ABSTRACT

To survey many and varied topographical sites of memory that serve as very public places where the Cold War has been and continues to be remembered, this chapter is built around eight case studies. It commences in the Lithuanian capital Vilnius, where victimization is a cornerstone of the politics of the past. It then sweeps across Eastern Europe, exploring how the Cold War is commemorated publicly in Prague, Budapest, and Warsaw – all capitals of former Warsaw Pact nations that followed very similar westward orbits into the NATO/EU constellation following the collapse of communism. Whereas all these eastern European examples experienced notable Cold War ‘flashpoints’ in their own unique ways, Hanoi is examined as a city in which the era is remembered for having been truly ‘hot’. The Vietnamese case also differs inasmuch as it offers a national story in which the East emerged victorious over the West. Next, two initiatives based in Washington DC and nearby Vint Hill, in Northern Virginia, are scrutinized as long-running yet ultimately floundering attempts to memorialize the Cold War through the prism of American-led western triumphalism.

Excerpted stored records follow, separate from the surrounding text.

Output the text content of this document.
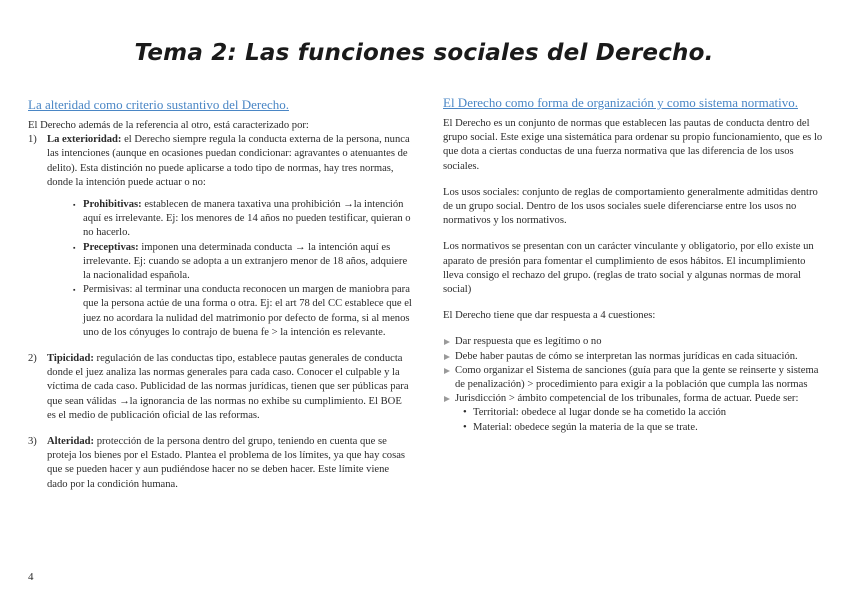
Tema 2: Las funciones sociales del Derecho.
La alteridad como criterio sustantivo del Derecho.
El Derecho además de la referencia al otro, está caracterizado por:
1) La exterioridad: el Derecho siempre regula la conducta externa de la persona, nunca las intenciones (aunque en ocasiones puedan condicionar: agravantes o atenuantes de delito). Esta distinción no puede aplicarse a todo tipo de normas, hay tres normas, donde la intención puede actuar o no:
▪ Prohibitivas: establecen de manera taxativa una prohibición →la intención aquí es irrelevante. Ej: los menores de 14 años no pueden testificar, quieran o no hacerlo.
▪ Preceptivas: imponen una determinada conducta → la intención aquí es irrelevante. Ej: cuando se adopta a un extranjero menor de 18 años, adquiere la nacionalidad española.
▪ Permisivas: al terminar una conducta reconocen un margen de maniobra para que la persona actúe de una forma o otra. Ej: el art 78 del CC establece que el juez no acordara la nulidad del matrimonio por defecto de forma, si al menos uno de los cónyuges lo contrajo de buena fe > la intención es relevante.
2) Tipicidad: regulación de las conductas tipo, establece pautas generales de conducta donde el juez analiza las normas generales para cada caso. Conocer el culpable y la víctima de cada caso. Publicidad de las normas jurídicas, tienen que ser públicas para que sean válidas →la ignorancia de las normas no exhibe su cumplimiento. El BOE es el medio de publicación oficial de las reformas.
3) Alteridad: protección de la persona dentro del grupo, teniendo en cuenta que se proteja los bienes por el Estado. Plantea el problema de los límites, ya que hay cosas que se pueden hacer y aun pudiéndose hacer no se deben hacer. Este límite viene dado por la condición humana.
El Derecho como forma de organización y como sistema normativo.
El Derecho es un conjunto de normas que establecen las pautas de conducta dentro del grupo social. Este exige una sistemática para ordenar su propio funcionamiento, que es lo que dota a ciertas conductas de una fuerza normativa que las diferencia de los usos sociales.
Los usos sociales: conjunto de reglas de comportamiento generalmente admitidas dentro de un grupo social. Dentro de los usos sociales suele diferenciarse entre los usos no normativos y los normativos.
Los normativos se presentan con un carácter vinculante y obligatorio, por ello existe un aparato de presión para fomentar el cumplimiento de esos hábitos. El incumplimiento lleva consigo el rechazo del grupo. (reglas de trato social y algunas normas de moral social)
El Derecho tiene que dar respuesta a 4 cuestiones:
Dar respuesta que es legítimo o no
Debe haber pautas de cómo se interpretan las normas jurídicas en cada situación.
Como organizar el Sistema de sanciones (guía para que la gente se reinserte y sistema de penalización) > procedimiento para exigir a la población que cumpla las normas
Jurisdicción > ámbito competencial de los tribunales, forma de actuar. Puede ser:
• Territorial: obedece al lugar donde se ha cometido la acción
• Material: obedece según la materia de la que se trate.
4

Here, chronic problems faced when trying to raise public support and private funding over the past two decades indicate that, even in and around the nation’s capital, Cold War warriors experience difficulties in drumming up support for memorializing the United States’ ‘victory against evil communism’. And, finally, the chapter finishes with a detailed exploration of a privately operated Cold War museum based in California. Growing out of remarkably organic beginnings, it has become an unbridled success story that demonstrates the potential for increasingly innovative approaches to remembering the Cold War in the twenty-first century. Coverage of all eight case studies that feature in this chapter is heavily based on recent field research.